Central Okanagan, B.C., residents can expect public transit services to be back Thursday morning, thanks to a last-minute agreement between the bus drivers' union and the transit company that has halted the prospect of a full-scale strike.
Scott Lovell, financial secretary of the Amalgamated Transit Union (ATU) Local 1722, which represents Kelowna Regional Transit operators, office staff and maintenance personnel, said Wednesday morning the union had agreed to binding arbitration with system operator First Canada ULC.
Under the arrangement, the union has cancelled plans for a full-scale strike on Wednesday. But even with an end to the work stoppage, no public bus service will be available Wednesday except HandyDART, which is deemed an essential service.

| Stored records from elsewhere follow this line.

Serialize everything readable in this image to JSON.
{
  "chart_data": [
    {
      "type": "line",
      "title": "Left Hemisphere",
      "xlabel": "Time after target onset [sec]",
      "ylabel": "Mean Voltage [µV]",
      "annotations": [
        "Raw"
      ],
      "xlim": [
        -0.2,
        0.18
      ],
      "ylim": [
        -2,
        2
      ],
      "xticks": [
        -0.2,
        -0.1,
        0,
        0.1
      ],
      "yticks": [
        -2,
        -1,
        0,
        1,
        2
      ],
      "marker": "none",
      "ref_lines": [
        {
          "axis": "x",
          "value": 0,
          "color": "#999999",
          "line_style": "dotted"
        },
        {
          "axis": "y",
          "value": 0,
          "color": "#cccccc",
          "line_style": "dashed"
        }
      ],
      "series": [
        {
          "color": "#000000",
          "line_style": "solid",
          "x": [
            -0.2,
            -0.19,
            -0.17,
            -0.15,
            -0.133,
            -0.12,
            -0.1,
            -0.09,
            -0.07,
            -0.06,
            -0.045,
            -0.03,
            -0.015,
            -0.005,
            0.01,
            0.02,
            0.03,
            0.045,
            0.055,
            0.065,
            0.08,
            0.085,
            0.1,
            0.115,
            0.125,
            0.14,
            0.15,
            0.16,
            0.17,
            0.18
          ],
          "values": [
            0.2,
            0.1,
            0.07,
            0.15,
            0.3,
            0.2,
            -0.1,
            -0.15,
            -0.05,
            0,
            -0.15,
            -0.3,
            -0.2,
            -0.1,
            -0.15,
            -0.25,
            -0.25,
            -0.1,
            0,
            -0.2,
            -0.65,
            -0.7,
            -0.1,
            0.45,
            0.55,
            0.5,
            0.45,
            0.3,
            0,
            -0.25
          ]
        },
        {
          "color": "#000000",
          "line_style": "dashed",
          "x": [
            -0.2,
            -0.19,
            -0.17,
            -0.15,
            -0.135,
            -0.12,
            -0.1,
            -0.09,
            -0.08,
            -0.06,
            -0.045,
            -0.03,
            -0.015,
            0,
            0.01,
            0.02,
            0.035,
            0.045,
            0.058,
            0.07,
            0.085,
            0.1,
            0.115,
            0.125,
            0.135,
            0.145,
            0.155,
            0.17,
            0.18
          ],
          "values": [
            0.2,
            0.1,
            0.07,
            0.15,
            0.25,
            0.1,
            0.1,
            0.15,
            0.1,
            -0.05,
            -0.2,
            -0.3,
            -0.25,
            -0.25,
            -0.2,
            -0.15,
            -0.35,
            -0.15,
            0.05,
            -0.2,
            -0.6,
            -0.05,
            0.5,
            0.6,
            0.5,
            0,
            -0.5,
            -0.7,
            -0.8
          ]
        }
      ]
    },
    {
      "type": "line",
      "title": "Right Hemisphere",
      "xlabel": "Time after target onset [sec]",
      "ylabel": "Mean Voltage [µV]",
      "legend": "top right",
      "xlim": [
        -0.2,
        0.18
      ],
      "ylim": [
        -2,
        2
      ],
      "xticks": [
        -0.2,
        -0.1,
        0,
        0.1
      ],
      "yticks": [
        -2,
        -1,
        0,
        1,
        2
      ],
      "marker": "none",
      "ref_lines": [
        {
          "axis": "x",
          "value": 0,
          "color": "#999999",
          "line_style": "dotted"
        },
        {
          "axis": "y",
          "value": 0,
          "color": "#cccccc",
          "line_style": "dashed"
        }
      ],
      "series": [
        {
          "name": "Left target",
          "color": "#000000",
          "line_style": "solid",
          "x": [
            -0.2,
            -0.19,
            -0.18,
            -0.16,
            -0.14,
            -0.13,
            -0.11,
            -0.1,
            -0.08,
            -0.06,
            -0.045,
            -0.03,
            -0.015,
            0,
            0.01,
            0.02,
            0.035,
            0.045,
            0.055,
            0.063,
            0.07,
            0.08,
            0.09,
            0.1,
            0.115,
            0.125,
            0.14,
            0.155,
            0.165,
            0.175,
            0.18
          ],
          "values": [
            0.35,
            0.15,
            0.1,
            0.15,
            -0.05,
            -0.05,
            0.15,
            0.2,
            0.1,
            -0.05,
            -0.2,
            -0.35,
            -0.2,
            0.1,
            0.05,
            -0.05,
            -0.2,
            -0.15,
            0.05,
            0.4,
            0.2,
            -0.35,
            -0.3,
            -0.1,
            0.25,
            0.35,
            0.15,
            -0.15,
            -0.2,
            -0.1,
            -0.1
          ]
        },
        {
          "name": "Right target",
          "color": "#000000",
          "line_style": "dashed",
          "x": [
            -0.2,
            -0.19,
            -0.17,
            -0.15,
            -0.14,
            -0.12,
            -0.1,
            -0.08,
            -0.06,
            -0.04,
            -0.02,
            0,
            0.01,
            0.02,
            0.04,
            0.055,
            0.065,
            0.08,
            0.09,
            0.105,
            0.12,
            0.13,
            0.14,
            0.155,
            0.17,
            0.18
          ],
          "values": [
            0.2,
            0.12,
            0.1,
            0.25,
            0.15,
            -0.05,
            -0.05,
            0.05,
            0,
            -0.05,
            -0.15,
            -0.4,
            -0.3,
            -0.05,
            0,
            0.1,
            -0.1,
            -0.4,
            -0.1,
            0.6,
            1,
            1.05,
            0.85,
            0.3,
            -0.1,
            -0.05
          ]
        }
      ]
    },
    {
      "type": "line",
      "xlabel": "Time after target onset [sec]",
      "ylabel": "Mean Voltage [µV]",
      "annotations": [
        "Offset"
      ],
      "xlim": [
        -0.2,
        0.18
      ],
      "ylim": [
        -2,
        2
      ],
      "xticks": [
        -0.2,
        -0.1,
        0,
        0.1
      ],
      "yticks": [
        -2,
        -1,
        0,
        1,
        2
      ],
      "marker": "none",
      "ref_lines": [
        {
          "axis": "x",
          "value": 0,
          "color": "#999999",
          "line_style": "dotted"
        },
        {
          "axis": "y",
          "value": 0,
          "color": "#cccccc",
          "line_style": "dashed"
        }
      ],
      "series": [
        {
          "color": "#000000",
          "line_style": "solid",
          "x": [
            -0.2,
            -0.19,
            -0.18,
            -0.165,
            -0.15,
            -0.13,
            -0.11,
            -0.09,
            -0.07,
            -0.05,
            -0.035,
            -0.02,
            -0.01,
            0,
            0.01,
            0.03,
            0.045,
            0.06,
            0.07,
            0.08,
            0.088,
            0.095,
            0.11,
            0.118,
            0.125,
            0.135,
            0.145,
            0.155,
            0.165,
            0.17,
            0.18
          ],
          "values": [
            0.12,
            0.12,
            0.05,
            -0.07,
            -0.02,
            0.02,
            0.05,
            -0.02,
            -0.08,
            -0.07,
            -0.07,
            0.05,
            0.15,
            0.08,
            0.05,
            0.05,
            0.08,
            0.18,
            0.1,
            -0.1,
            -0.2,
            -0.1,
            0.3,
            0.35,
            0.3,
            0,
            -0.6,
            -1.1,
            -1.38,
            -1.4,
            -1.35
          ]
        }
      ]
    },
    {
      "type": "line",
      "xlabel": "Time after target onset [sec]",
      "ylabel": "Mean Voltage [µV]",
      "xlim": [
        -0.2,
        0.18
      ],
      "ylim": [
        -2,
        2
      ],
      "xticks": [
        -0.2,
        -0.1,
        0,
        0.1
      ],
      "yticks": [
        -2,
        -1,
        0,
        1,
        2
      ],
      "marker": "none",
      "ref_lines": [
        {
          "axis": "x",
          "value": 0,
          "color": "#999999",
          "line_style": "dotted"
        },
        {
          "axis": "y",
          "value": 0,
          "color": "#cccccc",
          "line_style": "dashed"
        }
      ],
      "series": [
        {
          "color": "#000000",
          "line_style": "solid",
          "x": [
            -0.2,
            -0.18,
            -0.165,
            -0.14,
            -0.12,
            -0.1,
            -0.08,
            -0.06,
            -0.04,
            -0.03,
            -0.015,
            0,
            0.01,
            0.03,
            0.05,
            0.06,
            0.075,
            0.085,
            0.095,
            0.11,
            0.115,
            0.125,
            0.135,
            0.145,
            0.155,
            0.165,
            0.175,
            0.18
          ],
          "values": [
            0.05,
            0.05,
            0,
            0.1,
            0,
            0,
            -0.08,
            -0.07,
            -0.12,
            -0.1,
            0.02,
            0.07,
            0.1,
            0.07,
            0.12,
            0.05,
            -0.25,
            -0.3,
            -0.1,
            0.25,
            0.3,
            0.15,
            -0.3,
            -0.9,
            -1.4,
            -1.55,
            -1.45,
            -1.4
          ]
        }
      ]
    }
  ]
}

Lovell said First Canada notified the union Tuesday evening that it is willing to engage in binding arbitration with the union to resolve outstanding issues.
'No need for the middleman,' says union
One of the outstanding issues is the union's demand to return the right to operate Kelowna public transportation to B.C. Transit, a provincial Crown corporation that co-ordinates public transit services across most of the province, outside Metro Vancouver.
However, it will not be part of the binding arbitration agreed to by the company and the union.
"There's no need for the middleman," Lovell told host Chris Walker on CBC's Daybreak South.
Binding arbitration is a hearing before an arbitrator acceptable to both parties in a labour dispute.
Dozens of bus drivers had gathered at the B.C. Transit yard on Hardy Road Wednesday morning for the union's news conference, which was originally planned as an event to mark the beginning of the work stoppage.
Job action since early September
ATU Local 1722's strike was approved by 97 per cent of its members in late August after the union and the bus company were unable to reach an agreement on a compensation package. The previous contract expired in March.
Bus drivers escalated their job action at the beginning of September, refusing to wear company uniforms, collect fares, or work overtime.
Jatinder Brar, who has worked as a bus driver in Metro Vancouver before moving to Kelowna Regional Transit, says public transit operators don't enjoy the competitive salaries and pension plans that drivers in other regions do, and he's hoping B.C. Transit will eventually take over the Okanagan transit system.
"We have full confidence in our bargaining committee and executives we voted for unanimously," Brar said. "We appreciate the entire public and those who stand with us during these tough times."
The Kelowna transit system consists of 29 bus routes serving residents across most of the Okanagan, including Kelowna, West Kelowna, the Westbank First Nation, Lake Country, Vernon, Peachland and Penticton. The service says it provides almost six million rides each year.